Gratitude is not only an important civic virtue, it's also an efficacious one. It's true enough that if we search long enough and hard enough, we can always discover something to be angry and agitated about—in life and in politics. There is always some heresy to attack, some outrage to condemn, some threat to live in fear of. But resentment is not a very attractive human quality. On the whole, people drawn to a political movement like to feel that those representing the movement are both principled and amiable, philosophically grounded and irenic. This hardly precludes conviction and tough-mindedness when it comes to articulating policy. Democracy was designed for disagreement, and the proper role of an opposition party is to oppose. But anger, personal attack, and extreme language do nothing to expand the appeal of a political movement.

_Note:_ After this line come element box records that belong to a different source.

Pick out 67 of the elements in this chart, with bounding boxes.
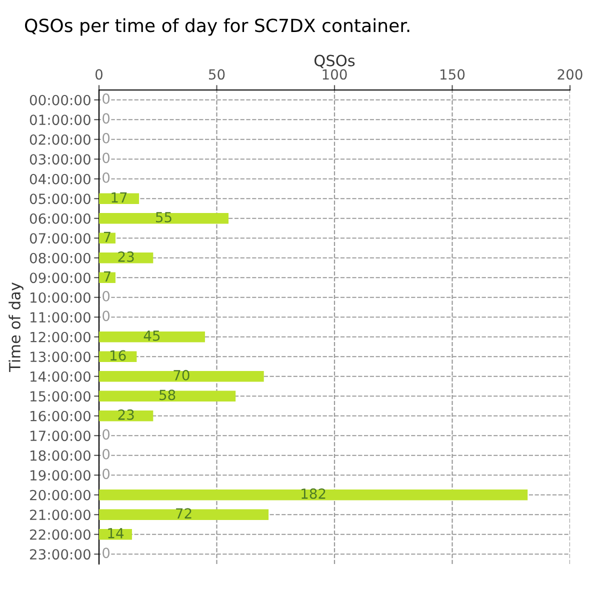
- y-tick-label: 23:00:00: [30, 549, 90, 560]
- bar: [99, 252, 154, 264]
- y-tick-label: 22:00:00: [30, 529, 90, 540]
- x-tick-label: 0: [95, 69, 102, 80]
- chart-title: QSOs per time of day for SC7DX container.: [25, 18, 410, 36]
- x-tick-label: 100: [322, 69, 347, 80]
- data-label: 70: [174, 370, 190, 380]
- x-axis-title: QSOs: [314, 54, 355, 68]
- bar: [99, 509, 269, 520]
- bar: [99, 489, 528, 500]
- y-tick-label: 19:00:00: [30, 470, 90, 481]
- data-label: 45: [144, 330, 160, 341]
- y-tick-label: 02:00:00: [30, 134, 90, 145]
- bar: [99, 193, 140, 204]
- y-tick-label: 16:00:00: [30, 410, 90, 422]
- y-tick-label: 06:00:00: [30, 213, 90, 224]
- data-label: 182: [302, 488, 326, 499]
- y-tick-label: 03:00:00: [30, 154, 90, 165]
- bar: [99, 272, 116, 284]
- data-label: 0: [102, 429, 110, 440]
- bar: [99, 390, 236, 402]
- y-tick-label: 13:00:00: [30, 352, 90, 362]
- y-tick-label: 15:00:00: [30, 391, 90, 402]
- x-tick-label: 50: [208, 69, 225, 80]
- data-label: 0: [102, 132, 110, 144]
- x-tick-label: 150: [440, 69, 465, 80]
- data-label: 7: [104, 271, 110, 282]
- y-tick-label: 14:00:00: [30, 371, 90, 382]
- data-label: 0: [102, 152, 110, 164]
- bar: [99, 370, 264, 382]
- data-label: 0: [102, 172, 110, 183]
- y-tick-label: 04:00:00: [30, 174, 90, 184]
- data-label: 17: [112, 192, 127, 202]
- y-tick-label: 09:00:00: [30, 272, 90, 284]
- y-axis-title: Time of day: [8, 282, 24, 372]
- y-tick-label: 05:00:00: [30, 194, 90, 204]
- data-label: 0: [102, 468, 110, 480]
- bar: [99, 331, 205, 342]
- data-label: 58: [160, 390, 176, 400]
- y-tick-label: 10:00:00: [30, 292, 90, 303]
- y-tick-label: 21:00:00: [30, 510, 90, 520]
- data-label: 14: [108, 528, 124, 538]
- data-label: 0: [102, 548, 110, 558]
- data-label: 0: [102, 93, 110, 104]
- data-label: 16: [110, 350, 126, 361]
- y-tick-label: 01:00:00: [30, 114, 90, 126]
- bar: [99, 212, 229, 224]
- y-tick-label: 18:00:00: [30, 450, 90, 461]
- data-label: 0: [102, 290, 110, 302]
- data-label: 72: [176, 508, 192, 518]
- y-tick-label: 00:00:00: [30, 94, 90, 106]
- data-label: 0: [102, 113, 110, 124]
- data-label: 23: [118, 409, 134, 420]
- data-label: 55: [156, 212, 172, 222]
- y-tick-label: 11:00:00: [30, 312, 90, 323]
- y-tick-label: 17:00:00: [30, 430, 90, 442]
- y-tick-label: 20:00:00: [30, 490, 90, 500]
- y-tick-label: 08:00:00: [30, 252, 90, 264]
- data-label: 0: [102, 448, 110, 460]
- data-label: 23: [118, 251, 134, 262]
- data-label: 7: [104, 232, 110, 242]
- data-label: 0: [102, 310, 110, 322]
- bar: [99, 410, 154, 422]
- y-tick-label: 07:00:00: [30, 233, 90, 244]
- y-tick-label: 12:00:00: [30, 332, 90, 342]
- bar: [99, 232, 116, 244]
- x-tick-label: 200: [558, 69, 582, 80]
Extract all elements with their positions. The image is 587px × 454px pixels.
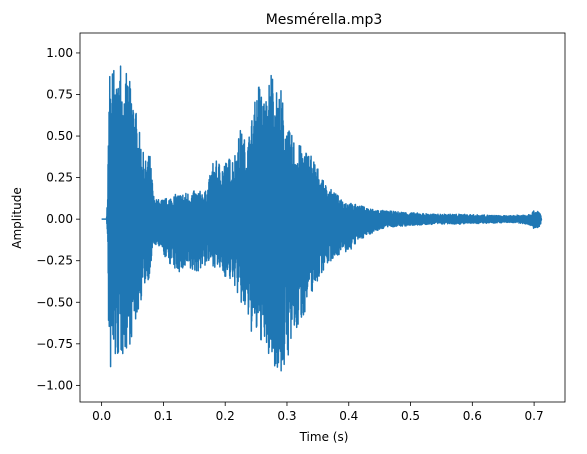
y-tick-label: −0.50 <box>36 295 73 309</box>
x-tick-label: 0.5 <box>401 409 420 423</box>
x-axis-label: Time (s) <box>299 430 349 444</box>
axes-frame <box>79 32 566 403</box>
y-tick-label: −0.75 <box>36 337 73 351</box>
x-tick-label: 0.2 <box>216 409 235 423</box>
x-tick-label: 0.7 <box>525 409 544 423</box>
y-tick-label: −0.25 <box>36 254 73 268</box>
x-tick-label: 0.4 <box>339 409 358 423</box>
plot-area <box>101 65 543 372</box>
x-tick-label: 0.3 <box>277 409 296 423</box>
x-tick-label: 0.1 <box>154 409 173 423</box>
chart-title: Mesmérella.mp3 <box>266 12 383 28</box>
x-tick-label: 0.0 <box>92 409 111 423</box>
y-tick-label: 0.50 <box>46 129 73 143</box>
x-axis: 0.0 0.1 0.2 0.3 0.4 0.5 0.6 0.7 <box>92 402 544 423</box>
y-tick-label: 0.75 <box>46 88 73 102</box>
y-tick-label: −1.00 <box>36 378 73 392</box>
x-tick-label: 0.6 <box>463 409 482 423</box>
y-axis-label: Amplitude <box>10 187 24 249</box>
y-tick-label: 0.25 <box>46 171 73 185</box>
y-axis: 1.00 0.75 0.50 0.25 0.00 −0.25 −0.50 −0.75 −1.00 <box>36 46 80 392</box>
y-tick-label: 0.00 <box>46 212 73 226</box>
waveform-line <box>101 65 543 372</box>
y-tick-label: 1.00 <box>46 46 73 60</box>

The well-springs of gratitude differ. For some, it's undoubtedly based on a predisposition and presuppositions (see above). For others, fate has smiled upon them. For still others, gratitude is the outworking of faith. In both Judaism and Christianity, for example, gratitude is based on the belief that we are beloved by God, the object of His affection (often the most powerful testimonies of all come from those who retain a thankful heart even in the face of hardships and brokenness in our lives).
John Buchan, in reflecting on his life, said, “I was brought up in times when one was not ashamed to be happy, and I have never learned the art of discontent. I preserve my devotion to things ‘afar from the sphere of our sorrow.' It seems to me that those who loudly proclaim their disenchantment with life have never been really enchanted by it. Their complaints about the low levels they dwell in ring hollow, for they have not known the uplands.”
It is more life-affirming to be in the company of those who never learned the art of discontent, who have known the uplands.
Peter Wehner is a senior fellow at the Ethics and Public Policy Center.